Neil R. Anderson

Gallery Affiliations: Bridgette Mayer Gallery

Region:

Over the years, I have refined a kind of abstract painting, which has allowed me to concentrate on the issues I consider most important: the rigorous pursuit of an idea, a tactile presence and the articulation between parts on the plane. I begin by introducing complex linear material gathered from various sources, which I then gradually order by focusing most attention on the areas between the lines. Day by day a balance as well as a tension between the elements begins to emerge and all the forms become interdependent parts of a whole. For me, this process is generally reductive, that is, I seek the essential forms that lie buried in the random collection of gathered material. However, in that process, I have resisted simplification as the only guiding principle, rather, I seek a more complex configuration between parts.

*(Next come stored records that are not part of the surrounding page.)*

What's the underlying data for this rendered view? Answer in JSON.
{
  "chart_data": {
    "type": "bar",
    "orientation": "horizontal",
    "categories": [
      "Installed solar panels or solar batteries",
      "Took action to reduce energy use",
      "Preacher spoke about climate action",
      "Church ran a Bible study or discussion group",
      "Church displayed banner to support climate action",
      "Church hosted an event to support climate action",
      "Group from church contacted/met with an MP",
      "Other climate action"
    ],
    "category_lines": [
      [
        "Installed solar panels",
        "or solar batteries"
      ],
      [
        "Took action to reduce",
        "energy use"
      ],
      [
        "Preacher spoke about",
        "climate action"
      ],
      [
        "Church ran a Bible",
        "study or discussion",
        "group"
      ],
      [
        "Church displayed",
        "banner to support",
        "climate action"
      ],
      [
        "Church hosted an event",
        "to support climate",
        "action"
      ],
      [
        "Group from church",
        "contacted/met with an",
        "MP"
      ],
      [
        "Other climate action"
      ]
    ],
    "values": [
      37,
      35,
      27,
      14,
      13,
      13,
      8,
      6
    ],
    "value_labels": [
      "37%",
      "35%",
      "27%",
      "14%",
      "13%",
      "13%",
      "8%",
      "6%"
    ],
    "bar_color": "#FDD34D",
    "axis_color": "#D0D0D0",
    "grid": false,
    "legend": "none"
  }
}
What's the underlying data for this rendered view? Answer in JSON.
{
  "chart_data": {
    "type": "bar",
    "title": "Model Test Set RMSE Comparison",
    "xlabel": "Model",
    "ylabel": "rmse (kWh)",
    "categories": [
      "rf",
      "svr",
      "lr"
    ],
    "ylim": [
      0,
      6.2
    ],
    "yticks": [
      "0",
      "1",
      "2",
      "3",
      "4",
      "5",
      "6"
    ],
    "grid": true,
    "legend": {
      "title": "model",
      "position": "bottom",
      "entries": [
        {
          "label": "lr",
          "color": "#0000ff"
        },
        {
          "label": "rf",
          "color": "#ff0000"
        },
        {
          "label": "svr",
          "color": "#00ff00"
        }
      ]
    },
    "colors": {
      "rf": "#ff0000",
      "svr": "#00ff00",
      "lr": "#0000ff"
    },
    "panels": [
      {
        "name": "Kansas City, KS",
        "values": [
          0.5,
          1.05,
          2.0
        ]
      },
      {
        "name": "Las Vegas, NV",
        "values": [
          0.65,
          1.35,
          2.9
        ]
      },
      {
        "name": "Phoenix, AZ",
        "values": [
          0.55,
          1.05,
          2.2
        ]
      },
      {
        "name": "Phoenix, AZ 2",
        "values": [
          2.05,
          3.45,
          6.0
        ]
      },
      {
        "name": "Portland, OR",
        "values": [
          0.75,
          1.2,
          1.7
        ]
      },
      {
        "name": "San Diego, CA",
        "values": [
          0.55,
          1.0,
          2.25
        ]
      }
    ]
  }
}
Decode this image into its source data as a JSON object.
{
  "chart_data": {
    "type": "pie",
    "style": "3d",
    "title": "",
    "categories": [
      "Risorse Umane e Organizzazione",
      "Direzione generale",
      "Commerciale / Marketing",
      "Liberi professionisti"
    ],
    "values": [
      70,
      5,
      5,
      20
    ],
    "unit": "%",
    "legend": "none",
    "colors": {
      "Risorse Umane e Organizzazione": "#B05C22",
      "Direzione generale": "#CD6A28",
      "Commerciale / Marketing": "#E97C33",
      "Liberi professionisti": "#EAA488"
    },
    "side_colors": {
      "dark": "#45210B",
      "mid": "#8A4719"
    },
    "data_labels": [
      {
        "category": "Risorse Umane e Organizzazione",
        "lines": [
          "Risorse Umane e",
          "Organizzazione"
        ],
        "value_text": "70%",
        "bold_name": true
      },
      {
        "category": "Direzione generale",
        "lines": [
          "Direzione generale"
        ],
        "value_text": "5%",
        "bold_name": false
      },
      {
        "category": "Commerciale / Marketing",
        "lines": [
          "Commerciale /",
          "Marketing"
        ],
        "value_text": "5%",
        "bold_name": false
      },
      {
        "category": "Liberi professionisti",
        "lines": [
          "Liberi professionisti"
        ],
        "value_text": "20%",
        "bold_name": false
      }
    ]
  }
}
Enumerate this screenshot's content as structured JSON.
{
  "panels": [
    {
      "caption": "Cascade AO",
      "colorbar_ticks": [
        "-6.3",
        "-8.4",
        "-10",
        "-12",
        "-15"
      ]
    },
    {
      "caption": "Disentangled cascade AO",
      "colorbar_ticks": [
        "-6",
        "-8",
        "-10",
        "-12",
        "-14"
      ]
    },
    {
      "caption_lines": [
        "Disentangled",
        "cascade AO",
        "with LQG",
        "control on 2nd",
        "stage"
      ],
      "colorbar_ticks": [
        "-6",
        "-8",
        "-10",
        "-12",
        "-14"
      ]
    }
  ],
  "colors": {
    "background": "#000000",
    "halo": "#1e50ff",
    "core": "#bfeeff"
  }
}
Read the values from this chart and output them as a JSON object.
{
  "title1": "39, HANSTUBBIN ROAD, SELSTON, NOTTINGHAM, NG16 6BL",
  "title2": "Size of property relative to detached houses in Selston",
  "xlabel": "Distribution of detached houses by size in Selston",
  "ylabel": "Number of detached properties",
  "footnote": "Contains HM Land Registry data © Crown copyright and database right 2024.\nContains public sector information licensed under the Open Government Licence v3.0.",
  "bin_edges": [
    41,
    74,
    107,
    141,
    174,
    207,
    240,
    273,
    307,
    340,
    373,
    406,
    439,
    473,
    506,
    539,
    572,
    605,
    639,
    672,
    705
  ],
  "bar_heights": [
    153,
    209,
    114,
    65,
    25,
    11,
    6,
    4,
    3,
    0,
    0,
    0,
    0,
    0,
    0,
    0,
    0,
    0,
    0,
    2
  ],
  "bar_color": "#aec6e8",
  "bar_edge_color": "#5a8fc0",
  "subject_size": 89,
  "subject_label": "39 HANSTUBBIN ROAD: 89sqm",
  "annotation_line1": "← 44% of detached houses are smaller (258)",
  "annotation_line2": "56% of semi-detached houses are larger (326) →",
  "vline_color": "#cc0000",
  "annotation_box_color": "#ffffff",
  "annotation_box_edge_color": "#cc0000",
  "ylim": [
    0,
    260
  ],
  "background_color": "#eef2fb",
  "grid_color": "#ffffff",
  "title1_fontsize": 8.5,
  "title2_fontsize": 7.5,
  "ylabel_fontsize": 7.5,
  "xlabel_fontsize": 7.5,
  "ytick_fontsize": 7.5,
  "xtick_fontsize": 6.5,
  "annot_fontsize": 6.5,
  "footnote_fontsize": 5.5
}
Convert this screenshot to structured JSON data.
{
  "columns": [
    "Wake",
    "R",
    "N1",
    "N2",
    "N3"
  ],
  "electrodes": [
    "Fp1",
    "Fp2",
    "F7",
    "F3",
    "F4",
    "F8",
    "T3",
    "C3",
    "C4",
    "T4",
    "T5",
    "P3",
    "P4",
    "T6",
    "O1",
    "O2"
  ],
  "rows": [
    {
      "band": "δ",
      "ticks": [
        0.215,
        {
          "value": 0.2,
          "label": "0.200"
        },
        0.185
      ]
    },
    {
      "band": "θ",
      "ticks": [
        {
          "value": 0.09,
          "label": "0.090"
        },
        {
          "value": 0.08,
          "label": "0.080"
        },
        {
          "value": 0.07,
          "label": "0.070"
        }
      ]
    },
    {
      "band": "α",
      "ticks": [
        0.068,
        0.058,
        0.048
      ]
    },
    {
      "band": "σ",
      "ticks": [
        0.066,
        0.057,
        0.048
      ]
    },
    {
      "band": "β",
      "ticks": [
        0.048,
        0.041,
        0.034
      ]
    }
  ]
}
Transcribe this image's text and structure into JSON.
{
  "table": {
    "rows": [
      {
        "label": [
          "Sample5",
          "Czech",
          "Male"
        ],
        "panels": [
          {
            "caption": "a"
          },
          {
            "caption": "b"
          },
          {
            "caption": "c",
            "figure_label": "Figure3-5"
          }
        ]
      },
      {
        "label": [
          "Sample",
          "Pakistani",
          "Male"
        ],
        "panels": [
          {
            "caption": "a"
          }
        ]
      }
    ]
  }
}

Ultimately I find the most satisfaction crafting a highly refined tactile surface.

In my work color and texture are structural not decorative. Both are used to compress and order the overlapping structure of the plane. The areas between the thinly painted lines are more heavily textured and precisely colored so that they will become more physically present as they define the edges of the lines. I like to think of this organization as the architecture of the surface.

As must be apparent there are no references here to events beyond the work itself, no biography and no narrative. The viewer is presented with the physical fact of a painted object. The feeling expressed is for the beauty of figure and ground coming together, the interlocking layers of linear elements fixed in position and ultimately, the physical presence of the colored surface. Kenneth Baker, art critic of San Francisco Chronicle, says, when writing about my work, "Painting can bring us back to where we stand, recalling us to the present tense of existence."